Evaluation of the anti-angiogenic properties of the new selective αVβ3 integrin antagonist RGDechiHCit
1 Department of Clinical Medicine, Cardiovascular & Immunologic Sciences, "Federico II" University of Naples, Italy
2 Department of Biological Sciences, "Federico II" University of Naples, Italy
3 Institute of Crystallography (Consiglio Nazionale delle Ricerche, CNR), Bari, Italy
4 Institute of Biostructures and Bioimaging (Consiglio Nazionale delle Ricerche, CNR), Naples, Italy
Journal of Translational Medicine 2011, 9:7 doi:10.1186/1479-5876-9-7Published: 13 January 2011
Integrins are heterodimeric receptors that play a critical role in cell-cell and cell-matrix adhesion processes. Among them, αVβ3 integrin, that recognizes the aminoacidic RGD triad, is reported to be involved in angiogenesis, tissue repair and tumor growth.
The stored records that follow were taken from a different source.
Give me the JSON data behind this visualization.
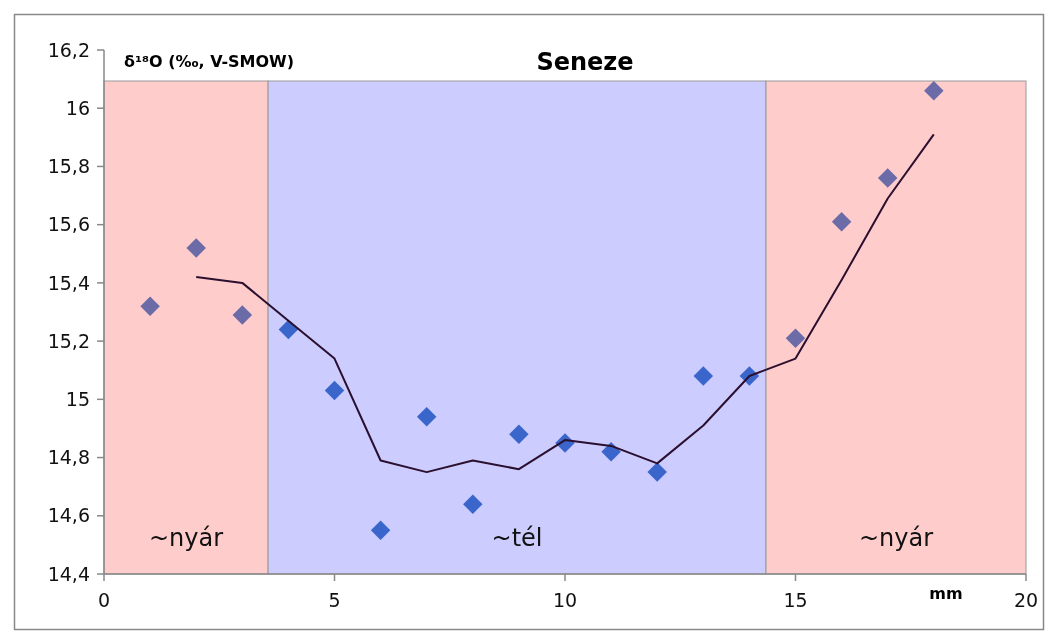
{
  "chart_data": {
    "type": "scatter",
    "title": "Seneze",
    "ylabel": "δ¹⁸O (‰, V-SMOW)",
    "xlabel": "mm",
    "xlim": [
      0,
      20
    ],
    "xticks": [
      0,
      5,
      10,
      15,
      20
    ],
    "ylim": [
      14.4,
      16.2
    ],
    "yticks": [
      {
        "value": 14.4,
        "label": "14,4"
      },
      {
        "value": 14.6,
        "label": "14,6"
      },
      {
        "value": 14.8,
        "label": "14,8"
      },
      {
        "value": 15,
        "label": "15"
      },
      {
        "value": 15.2,
        "label": "15,2"
      },
      {
        "value": 15.4,
        "label": "15,4"
      },
      {
        "value": 15.6,
        "label": "15,6"
      },
      {
        "value": 15.8,
        "label": "15,8"
      },
      {
        "value": 16,
        "label": "16"
      },
      {
        "value": 16.2,
        "label": "16,2"
      }
    ],
    "grid": false,
    "marker": "diamond",
    "bands": [
      {
        "axis": "x",
        "from": 0,
        "to": 3.56,
        "label": "~nyár",
        "color": "#ffcccc"
      },
      {
        "axis": "x",
        "from": 3.56,
        "to": 14.36,
        "label": "~tél",
        "color": "#ccccff"
      },
      {
        "axis": "x",
        "from": 14.36,
        "to": 20,
        "label": "~nyár",
        "color": "#ffcccc"
      }
    ],
    "series": [
      {
        "x": [
          1,
          2,
          3,
          4,
          5,
          6,
          7,
          8,
          9,
          10,
          11,
          12,
          13,
          14,
          15,
          16,
          17,
          18
        ],
        "values": [
          15.32,
          15.52,
          15.29,
          15.24,
          15.03,
          14.55,
          14.94,
          14.64,
          14.88,
          14.85,
          14.82,
          14.75,
          15.08,
          15.08,
          15.21,
          15.61,
          15.76,
          16.06
        ],
        "colors": [
          "#6b6ba8",
          "#6b6ba8",
          "#6b6ba8",
          "#3a66cc",
          "#3a66cc",
          "#3a66cc",
          "#3a66cc",
          "#3a66cc",
          "#3a66cc",
          "#3a66cc",
          "#3a66cc",
          "#3a66cc",
          "#3a66cc",
          "#3a66cc",
          "#6b6ba8",
          "#6b6ba8",
          "#6b6ba8",
          "#6b6ba8"
        ]
      },
      {
        "type": "line",
        "color": "#2a0f2e",
        "marker": "none",
        "line_style": "solid",
        "x": [
          2,
          3,
          4,
          5,
          6,
          7,
          8,
          9,
          10,
          11,
          12,
          13,
          14,
          15,
          16,
          17,
          18
        ],
        "values": [
          15.42,
          15.4,
          15.27,
          15.14,
          14.79,
          14.75,
          14.79,
          14.76,
          14.86,
          14.84,
          14.78,
          14.91,
          15.08,
          15.14,
          15.41,
          15.69,
          15.91
        ]
      }
    ]
  }
}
We have recently synthesized a new and selective ligand of αVβ3 receptor, referred to as RGDechiHCit, that contains a cyclic RGD motif and two echistatin moieties.
The aim of this study is to evaluate in vitro and in vivo the effects of RGDechiHCit. Therefore, we assessed its properties in cellular (endothelial cells [EC], and vascular smooth muscle cells [VSMC]) and animal models (Wistar Kyoto rats and c57Bl/6 mice) of angiogenesis.
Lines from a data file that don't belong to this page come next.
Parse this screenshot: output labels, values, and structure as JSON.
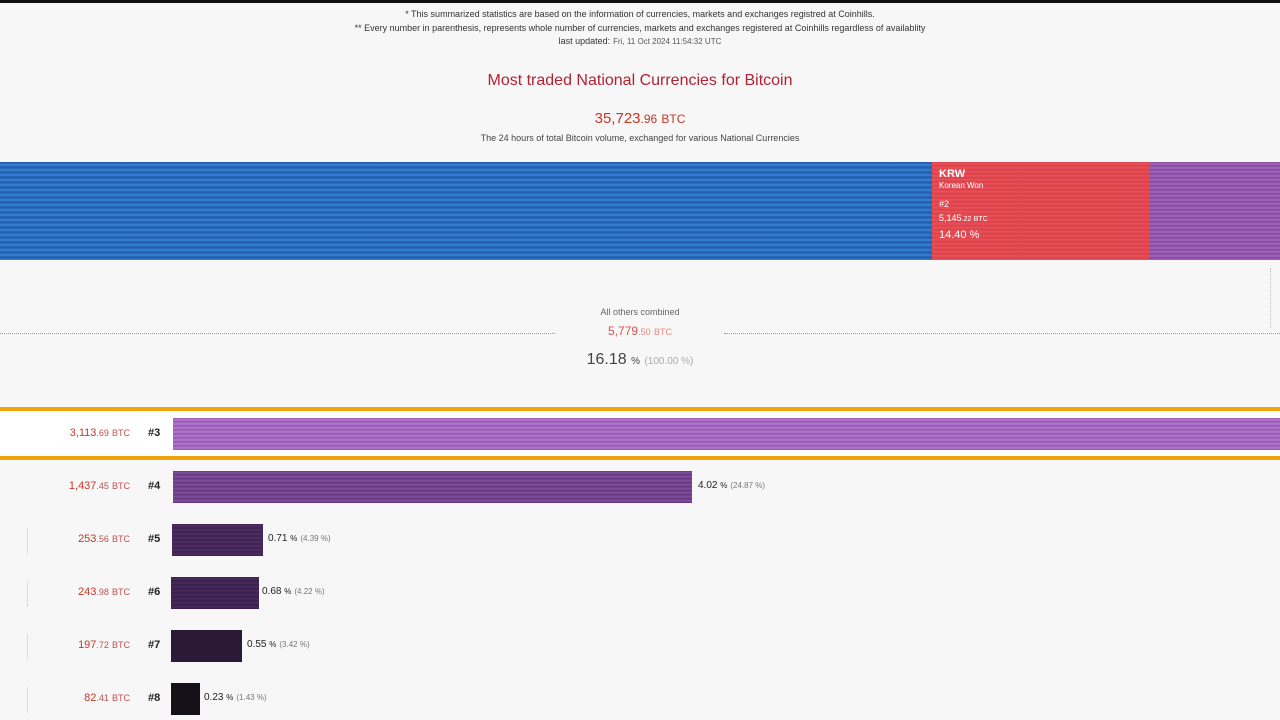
{
  "notes": {
    "line1": "* This summarized statistics are based on the information of currencies, markets and exchanges registred at Coinhills.",
    "line2": "** Every number in parenthesis, represents whole number of currencies, markets and exchanges registered at Coinhills regardless of availablity",
    "last_updated_label": "last updated:",
    "last_updated_value": "Fri, 11 Oct 2024 11:54:32 UTC"
  },
  "header": {
    "title": "Most traded National Currencies for Bitcoin",
    "total_int": "35,723",
    "total_dec": ".96",
    "total_unit": "BTC",
    "subtitle": "The 24 hours of total Bitcoin volume, exchanged for various National Currencies"
  },
  "main_bar": {
    "krw": {
      "code": "KRW",
      "name": "Korean Won",
      "rank": "#2",
      "value_int": "5,145",
      "value_dec": ".22",
      "unit": "BTC",
      "percent": "14.40 %"
    }
  },
  "others": {
    "label": "All others combined",
    "value_int": "5,779",
    "value_dec": ".50",
    "unit": "BTC",
    "percent": "16.18",
    "percent_sym": "%",
    "percent_total": "(100.00 %)"
  },
  "rows": [
    {
      "rank": "#3",
      "value_int": "3,113",
      "value_dec": ".69",
      "unit": "BTC",
      "percent": "",
      "sym": "",
      "paren": ""
    },
    {
      "rank": "#4",
      "value_int": "1,437",
      "value_dec": ".45",
      "unit": "BTC",
      "percent": "4.02",
      "sym": "%",
      "paren": "(24.87 %)"
    },
    {
      "rank": "#5",
      "value_int": "253",
      "value_dec": ".56",
      "unit": "BTC",
      "percent": "0.71",
      "sym": "%",
      "paren": "(4.39 %)"
    },
    {
      "rank": "#6",
      "value_int": "243",
      "value_dec": ".98",
      "unit": "BTC",
      "percent": "0.68",
      "sym": "%",
      "paren": "(4.22 %)"
    },
    {
      "rank": "#7",
      "value_int": "197",
      "value_dec": ".72",
      "unit": "BTC",
      "percent": "0.55",
      "sym": "%",
      "paren": "(3.42 %)"
    },
    {
      "rank": "#8",
      "value_int": "82",
      "value_dec": ".41",
      "unit": "BTC",
      "percent": "0.23",
      "sym": "%",
      "paren": "(1.43 %)"
    }
  ],
  "colors": {
    "accent": "#b22234",
    "highlight": "#f0a30a",
    "usd_bar": "#2a6fc4",
    "krw_bar": "#e0454d"
  }
}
In EC, but not VSMC, RGDechiHCit inhibits intracellular mitogenic signaling and cell proliferation. Furthermore, RGDechiHCit blocks the ability of EC to form tubes on Matrigel. In vivo, wound healing is delayed in presence of RGDechiHCit. Similarly, Matrigel plugs demonstrate an antiangiogenic effect of RGDechiHCit.
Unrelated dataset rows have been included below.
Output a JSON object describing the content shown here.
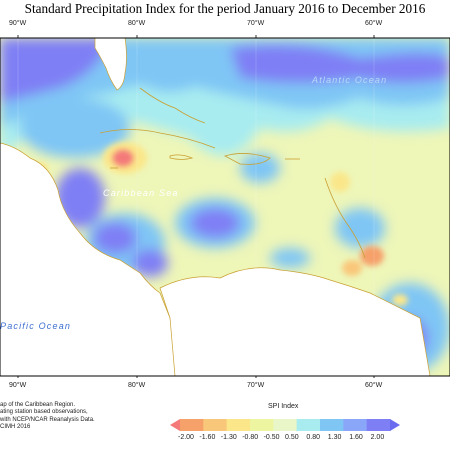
{
  "title": "Standard Precipitation Index for the period January 2016 to December 2016",
  "axes": {
    "top_ticks": [
      "90°W",
      "80°W",
      "70°W",
      "60°W"
    ],
    "bottom_ticks": [
      "90°W",
      "80°W",
      "70°W",
      "60°W"
    ]
  },
  "places": {
    "ocean_atlantic": "Atlantic Ocean",
    "sea_caribbean": "Caribbean Sea",
    "ocean_pacific": "Pacific Ocean"
  },
  "credits": {
    "line1": "ap of the Caribbean Region.",
    "line2": "ating station based observations,",
    "line3": "with NCEP/NCAR Reanalysis Data.",
    "line4": "CIMH 2016"
  },
  "legend": {
    "title": "SPI Index",
    "labels": [
      "-2.00",
      "-1.60",
      "-1.30",
      "-0.80",
      "-0.50",
      "0.50",
      "0.80",
      "1.30",
      "1.60",
      "2.00"
    ],
    "colors": [
      "#f47a7a",
      "#f6a06a",
      "#f9c77a",
      "#fbe78a",
      "#eef5a0",
      "#e8f6c8",
      "#a8ecf0",
      "#7fc6f5",
      "#8aa6f8",
      "#7f7ff5",
      "#6b6bf0"
    ]
  }
}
Our data indicate the importance of RGDechiHCit in the selective inhibition of endothelial αVβ3 integrin in vitro and in vivo. Such inhibition opens new fields of investigation on the mechanisms of angiogenesis, offering clinical implications for treatment of pathophysiological conditions such as cancer, proliferative retinopathy and inflammatory disease.